- Founded: 2010
- Founder: George Baer Wallace, J. D. Martignon
- Status: Active
- Genre: Various
- Country of origin: United States
- Official website: highmoonrecords.com

= High Moon Records =

High Moon Records is a record label that is concerned with reissues. It has released material by artists including Arthur Lee, Laurie Styvers, Sly & the Family Stone and Lotti Golden.

==Background==
The record label was founded in 2010 by George Baer Wallace and French record dealer and record label owner, J.D. Martignon. According to Ugly Things, High Moon Records is a "boutique reissue record label with a catalog of essential releases" with "deluxe packaging, never-before-seen archival photos and often with rare bonus tracks"

Co-founder J.D. Martignon died in 2016.

==History==
===2010s===
in 2014, the label issued Arthur Lee's Black Beauty album. Prior to that, the only recorded versions of the album that were available were crude bootlegs. In a review of the album by Qobuz, the High Moon release of the album which was mastered from an acetate, while not flawless was said to be acceptable and far better than the bootlegs.

In November 2018, High Moon Records were set to release the debut album by Ace of Cups, an all-female rock band from San Francisco, who in spite of being around fifty years prior, had never been signed to a label.

===2020s===
In 2023, High Moon Records issued Gemini Girl: The Complete Hush Recordings by Laurie Styvers which was described by Goldmine as the first-ever comprehensive anthology of her work. The following year, the label issued her Let Me Comfort You: The Hush Rarities album which was a vinyl LP only release.

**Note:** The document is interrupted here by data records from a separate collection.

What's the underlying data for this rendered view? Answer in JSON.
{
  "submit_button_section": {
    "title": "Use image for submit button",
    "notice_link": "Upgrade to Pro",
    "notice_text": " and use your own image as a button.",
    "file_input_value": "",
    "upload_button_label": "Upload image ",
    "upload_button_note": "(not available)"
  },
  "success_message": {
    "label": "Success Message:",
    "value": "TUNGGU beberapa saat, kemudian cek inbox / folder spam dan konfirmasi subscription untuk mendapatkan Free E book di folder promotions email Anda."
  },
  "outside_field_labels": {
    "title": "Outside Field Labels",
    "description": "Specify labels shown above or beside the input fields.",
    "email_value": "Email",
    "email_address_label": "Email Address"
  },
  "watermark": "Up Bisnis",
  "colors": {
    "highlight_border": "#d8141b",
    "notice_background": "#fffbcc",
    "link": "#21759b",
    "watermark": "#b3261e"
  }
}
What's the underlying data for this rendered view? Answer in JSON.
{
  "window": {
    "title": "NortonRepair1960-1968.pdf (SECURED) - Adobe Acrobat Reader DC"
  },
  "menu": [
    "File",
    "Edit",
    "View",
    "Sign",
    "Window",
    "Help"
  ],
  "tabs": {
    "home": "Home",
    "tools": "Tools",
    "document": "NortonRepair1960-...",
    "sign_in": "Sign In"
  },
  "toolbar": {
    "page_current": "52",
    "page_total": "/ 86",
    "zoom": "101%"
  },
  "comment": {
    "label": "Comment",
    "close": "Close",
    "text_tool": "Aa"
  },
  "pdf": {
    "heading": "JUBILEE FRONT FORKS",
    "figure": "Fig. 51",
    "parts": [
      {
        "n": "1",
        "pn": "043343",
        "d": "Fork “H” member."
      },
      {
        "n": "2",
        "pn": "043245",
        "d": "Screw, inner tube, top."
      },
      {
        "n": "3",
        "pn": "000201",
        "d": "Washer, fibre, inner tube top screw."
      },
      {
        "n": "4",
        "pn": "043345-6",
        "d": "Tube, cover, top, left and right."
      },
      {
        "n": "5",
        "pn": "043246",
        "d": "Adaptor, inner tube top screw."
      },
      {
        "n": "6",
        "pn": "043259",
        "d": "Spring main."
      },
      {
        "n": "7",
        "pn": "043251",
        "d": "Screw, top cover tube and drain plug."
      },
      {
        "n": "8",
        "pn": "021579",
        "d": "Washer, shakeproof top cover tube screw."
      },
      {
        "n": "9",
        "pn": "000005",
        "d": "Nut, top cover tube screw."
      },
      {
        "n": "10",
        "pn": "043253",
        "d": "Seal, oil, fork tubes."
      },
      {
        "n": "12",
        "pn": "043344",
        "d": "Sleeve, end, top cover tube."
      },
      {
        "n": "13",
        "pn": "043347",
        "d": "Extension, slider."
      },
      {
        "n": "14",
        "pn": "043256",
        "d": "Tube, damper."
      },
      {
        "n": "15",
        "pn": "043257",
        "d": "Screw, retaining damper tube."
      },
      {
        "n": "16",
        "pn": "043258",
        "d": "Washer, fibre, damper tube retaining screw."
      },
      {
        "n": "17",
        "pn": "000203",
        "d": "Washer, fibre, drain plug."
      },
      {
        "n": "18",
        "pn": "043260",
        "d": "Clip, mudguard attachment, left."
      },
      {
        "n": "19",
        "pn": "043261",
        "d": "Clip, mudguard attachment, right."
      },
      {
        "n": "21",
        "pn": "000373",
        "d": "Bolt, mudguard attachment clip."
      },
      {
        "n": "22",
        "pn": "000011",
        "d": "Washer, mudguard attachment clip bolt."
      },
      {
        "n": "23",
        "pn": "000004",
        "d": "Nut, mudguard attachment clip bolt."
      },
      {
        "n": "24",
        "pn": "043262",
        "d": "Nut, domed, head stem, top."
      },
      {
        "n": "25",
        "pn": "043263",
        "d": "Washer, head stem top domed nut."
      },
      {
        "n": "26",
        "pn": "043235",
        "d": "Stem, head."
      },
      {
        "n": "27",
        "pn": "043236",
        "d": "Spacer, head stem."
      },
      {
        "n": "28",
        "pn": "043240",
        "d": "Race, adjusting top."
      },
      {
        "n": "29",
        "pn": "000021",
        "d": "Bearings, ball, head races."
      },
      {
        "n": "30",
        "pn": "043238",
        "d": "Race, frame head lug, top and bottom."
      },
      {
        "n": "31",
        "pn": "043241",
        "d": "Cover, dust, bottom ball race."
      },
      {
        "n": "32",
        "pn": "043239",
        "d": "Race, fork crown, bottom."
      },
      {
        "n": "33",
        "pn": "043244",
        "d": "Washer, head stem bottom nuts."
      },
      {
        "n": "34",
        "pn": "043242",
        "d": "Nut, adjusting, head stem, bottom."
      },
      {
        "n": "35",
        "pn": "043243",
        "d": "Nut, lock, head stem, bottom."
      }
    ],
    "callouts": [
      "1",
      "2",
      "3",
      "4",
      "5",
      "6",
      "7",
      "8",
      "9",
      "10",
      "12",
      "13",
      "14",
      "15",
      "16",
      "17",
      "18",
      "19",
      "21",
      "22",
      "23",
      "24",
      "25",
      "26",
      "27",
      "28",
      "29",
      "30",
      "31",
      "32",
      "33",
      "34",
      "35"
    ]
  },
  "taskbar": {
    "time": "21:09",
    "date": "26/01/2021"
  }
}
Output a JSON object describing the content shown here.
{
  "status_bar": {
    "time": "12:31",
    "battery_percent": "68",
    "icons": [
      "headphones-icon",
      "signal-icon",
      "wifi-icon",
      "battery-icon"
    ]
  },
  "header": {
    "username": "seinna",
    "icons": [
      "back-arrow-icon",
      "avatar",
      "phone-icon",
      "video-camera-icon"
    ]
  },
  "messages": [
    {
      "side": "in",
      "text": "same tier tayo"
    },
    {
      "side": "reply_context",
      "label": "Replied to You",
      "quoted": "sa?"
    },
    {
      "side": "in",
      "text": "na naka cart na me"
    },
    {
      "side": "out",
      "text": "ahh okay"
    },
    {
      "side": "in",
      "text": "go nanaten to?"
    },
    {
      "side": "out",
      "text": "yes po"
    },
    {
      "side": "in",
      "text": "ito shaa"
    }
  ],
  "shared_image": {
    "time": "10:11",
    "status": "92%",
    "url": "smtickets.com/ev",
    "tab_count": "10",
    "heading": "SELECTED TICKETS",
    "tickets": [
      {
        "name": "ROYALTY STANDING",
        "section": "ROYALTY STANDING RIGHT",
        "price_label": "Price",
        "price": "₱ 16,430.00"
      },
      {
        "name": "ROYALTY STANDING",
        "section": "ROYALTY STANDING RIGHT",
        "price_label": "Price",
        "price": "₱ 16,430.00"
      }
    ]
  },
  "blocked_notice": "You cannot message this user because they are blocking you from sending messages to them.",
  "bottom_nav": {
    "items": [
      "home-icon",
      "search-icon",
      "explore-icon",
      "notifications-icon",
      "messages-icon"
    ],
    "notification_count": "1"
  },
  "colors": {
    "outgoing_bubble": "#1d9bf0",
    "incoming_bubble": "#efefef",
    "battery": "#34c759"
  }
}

In early February 2025, High Moon Records issued The Nest, an album by 1960s San Francisco-based singer, Jeannie Piersol.

High Moon Records managed to get hold of master tapes by Sly & the Family Stone, from the band's recordings during the time they were a resident group at the Winchester Cathedral venue from late December 1966 to April 1967. They compiled the recordings which were released on album, The First Family - Live at the Winchester Cathedral 1967 on 12 April 2025. In April 2025, the label re-issued Lotti Golden's Motor-Cycle album.

In 2025, High Moon is set to issue Arthur Lee's Just to Remind You album which is made up of Lee's recordings from the period of 1990 to 2005.